初めてアップした気持ち、覚えますか?
「それでは、Cクラスの進捗発表会を始めます」
穏やかな笑みを浮かべるシノダ。
(し、シノダさんがいる!? ってことは……私のシアタ現象も見られちゃうってこと??)
レーナは赤くなる頬を両手で隠す。が、シノダはそんな彼女に気付くこともなく、淡々と進行を務めた。一人ずつ自分が作ったメヂアを投影機に置き、シアタ現象をスクリーンに映し出す。レーナは息を飲んでそれを視聴するのだが……。
(やっぱり……トウコってすげえな)
感想らしい感想は、すべてトウコに対する賞賛に変わっていく。普段から見ていたトウコのシアタ現象。自分で作ってみて、他人が作ったものを見て、そのクオリティを思い知らされたのだ。ただ、教室内にいる人々のリアクションは悪くないものばかりが続く。
「素晴らしいですね。中盤の表現が滑らかで、テーマ性の重みも感じられました」
「最後は次回作の伏線でしょうか。気になる終わり方だったので興味が惹かれましたね」
「僕は導入部がキャッチーで好きでしたね。どんどん引き込まれました」
まるで、示し合わせたように褒め合っている。本当にこれでいいのか、と疑う反面、自分の作品が見られたとき、否定されることはないだろう、と安心した。
「ユズは完成させられたのか?」
何となく隣のユズに聞いてみると、引きつった笑みの後、肩を落とされてしまう。
「昨日、遅くまで粘ったんだけど……。ぜんぜん上手くいかなくて」
そう言われてみると、目元が黒くなっている。まぁ、自分も人のことは言えないのだが……。
「では、次レイミさんお願いします」
「あ、はい」
思ったより、早く自分の出番が回ってきてしまった。やや緊張しながら席を立ち、投影機にメヂアを設置する。読み取りのボタンを押し、投影機がシアタ現象を読み取る音が聞こえてきた。
(な、なんだこの気持ち……)
変な緊張感で胸が締め付けられる。初めて魔王軍の幹部と戦ったとき。魔王城に踏み込んだとき。魔王をずたずたにして勝ちを確信したときすら、こんな緊張感を抱くことはなかったのに。

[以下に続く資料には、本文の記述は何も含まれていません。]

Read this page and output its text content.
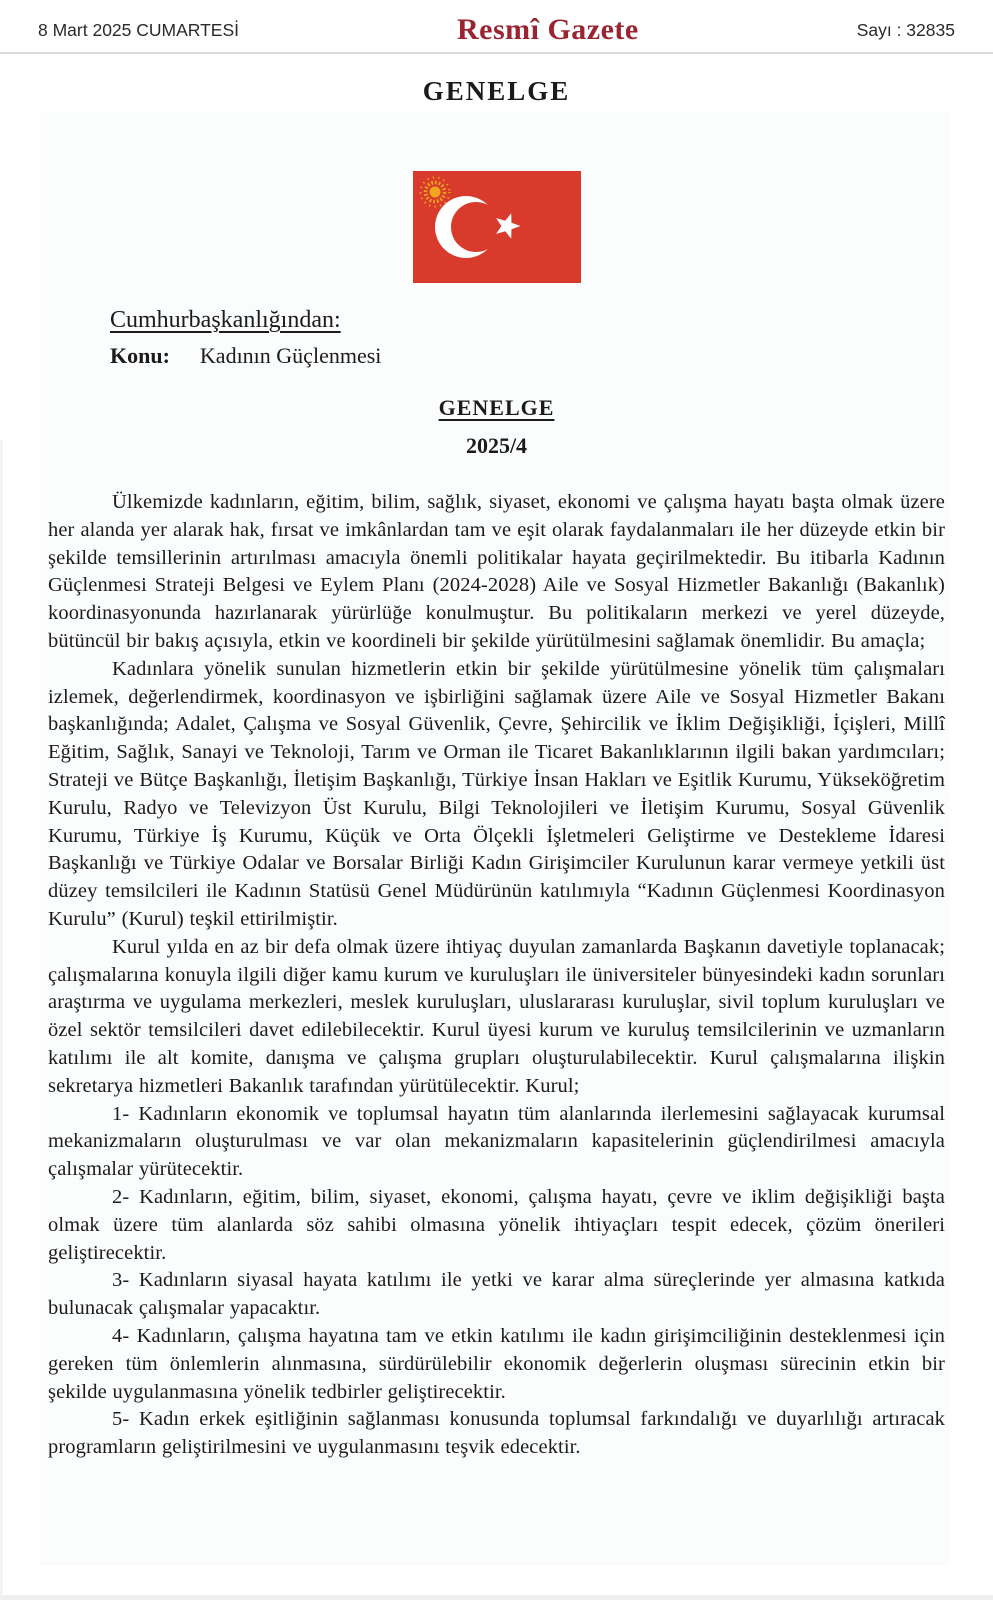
8 Mart 2025 CUMARTESİ	Resmî Gazete	Sayı : 32835
GENELGE
Cumhurbaşkanlığından:
Konu: Kadının Güçlenmesi
GENELGE
2025/4

Ülkemizde kadınların, eğitim, bilim, sağlık, siyaset, ekonomi ve çalışma hayatı başta olmak üzere her alanda yer alarak hak, fırsat ve imkânlardan tam ve eşit olarak faydalanmaları ile her düzeyde etkin bir şekilde temsillerinin artırılması amacıyla önemli politikalar hayata geçirilmektedir. Bu itibarla Kadının Güçlenmesi Strateji Belgesi ve Eylem Planı (2024-2028) Aile ve Sosyal Hizmetler Bakanlığı (Bakanlık) koordinasyonunda hazırlanarak yürürlüğe konulmuştur. Bu politikaların merkezi ve yerel düzeyde, bütüncül bir bakış açısıyla, etkin ve koordineli bir şekilde yürütülmesini sağlamak önemlidir. Bu amaçla;

Kadınlara yönelik sunulan hizmetlerin etkin bir şekilde yürütülmesine yönelik tüm çalışmaları izlemek, değerlendirmek, koordinasyon ve işbirliğini sağlamak üzere Aile ve Sosyal Hizmetler Bakanı başkanlığında; Adalet, Çalışma ve Sosyal Güvenlik, Çevre, Şehircilik ve İklim Değişikliği, İçişleri, Millî Eğitim, Sağlık, Sanayi ve Teknoloji, Tarım ve Orman ile Ticaret Bakanlıklarının ilgili bakan yardımcıları; Strateji ve Bütçe Başkanlığı, İletişim Başkanlığı, Türkiye İnsan Hakları ve Eşitlik Kurumu, Yükseköğretim Kurulu, Radyo ve Televizyon Üst Kurulu, Bilgi Teknolojileri ve İletişim Kurumu, Sosyal Güvenlik Kurumu, Türkiye İş Kurumu, Küçük ve Orta Ölçekli İşletmeleri Geliştirme ve Destekleme İdaresi Başkanlığı ve Türkiye Odalar ve Borsalar Birliği Kadın Girişimciler Kurulunun karar vermeye yetkili üst düzey temsilcileri ile Kadının Statüsü Genel Müdürünün katılımıyla “Kadının Güçlenmesi Koordinasyon Kurulu” (Kurul) teşkil ettirilmiştir.

Kurul yılda en az bir defa olmak üzere ihtiyaç duyulan zamanlarda Başkanın davetiyle toplanacak; çalışmalarına konuyla ilgili diğer kamu kurum ve kuruluşları ile üniversiteler bünyesindeki kadın sorunları araştırma ve uygulama merkezleri, meslek kuruluşları, uluslararası kuruluşlar, sivil toplum kuruluşları ve özel sektör temsilcileri davet edilebilecektir. Kurul üyesi kurum ve kuruluş temsilcilerinin ve uzmanların katılımı ile alt komite, danışma ve çalışma grupları oluşturulabilecektir. Kurul çalışmalarına ilişkin sekretarya hizmetleri Bakanlık tarafından yürütülecektir. Kurul;

1- Kadınların ekonomik ve toplumsal hayatın tüm alanlarında ilerlemesini sağlayacak kurumsal mekanizmaların oluşturulması ve var olan mekanizmaların kapasitelerinin güçlendirilmesi amacıyla çalışmalar yürütecektir.

2- Kadınların, eğitim, bilim, siyaset, ekonomi, çalışma hayatı, çevre ve iklim değişikliği başta olmak üzere tüm alanlarda söz sahibi olmasına yönelik ihtiyaçları tespit edecek, çözüm önerileri geliştirecektir.

3- Kadınların siyasal hayata katılımı ile yetki ve karar alma süreçlerinde yer almasına katkıda bulunacak çalışmalar yapacaktır.

4- Kadınların, çalışma hayatına tam ve etkin katılımı ile kadın girişimciliğinin desteklenmesi için gereken tüm önlemlerin alınmasına, sürdürülebilir ekonomik değerlerin oluşması sürecinin etkin bir şekilde uygulanmasına yönelik tedbirler geliştirecektir.

5- Kadın erkek eşitliğinin sağlanması konusunda toplumsal farkındalığı ve duyarlılığı artıracak programların geliştirilmesini ve uygulanmasını teşvik edecektir.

(ど、どうしよう。見てるやつらが全員白けた顔したら)
そう言えば、トウコはいつもこんな気持ちだったのだろうか。緊張する、と彼女が言うたびに「大丈夫だ」と無責任に言ってきたが……なんだか申し訳ない気がしてきた。
「あの、レイミさん? 再生ボタン、分かります??」
「え、あ、ごめんなさい」
緊張しすぎて、再生ボタンを押してなかった。押さないと。
(お、押さないとダメか? これを押してしまったら、これまでの人生すべてが否定されてしまうような、妙な恐ろしさがある。これを押した後では、押す前の私には戻れないような……。そんな覚悟を求められるような気すらする。恐ろしいぜ、メヂア)
それでも、教室にいる全員が自分の指が動くかどうか注目されていると思うと、躊躇ってはいられなかった。
(えーい、やってやるよ!)
ポチッ、と再生ボタンを押すと、スクリーンが黒く塗りつぶされた。
(…………あれ?)
固唾を飲んで見守っていたが、いつまで経ってもシアタ現象が再生されない。
「どうしましたか?」
シノダが電気を付けて、確認に来る。投影機は問題ないようだが、レーナのメヂアを見て、何かに気付いたようだった。
「レイミさん。このメヂア……投影のために必要なパスが作られていませんよ??」
「えっ??」
よく分からないが、シアタ現象を再生するための加工が足りてなかったらしい。つまり、今のままではシアタ現象を再生できず、ここにいる人々にお披露目できない、ということらしいが……。
(なんだろう。ほっとしたような、がっかりしたような)
複雑な感情の波に、レーナの魂は抜けつつあったが、シノダが手に置いた彼女のメヂアに顔を近付ている。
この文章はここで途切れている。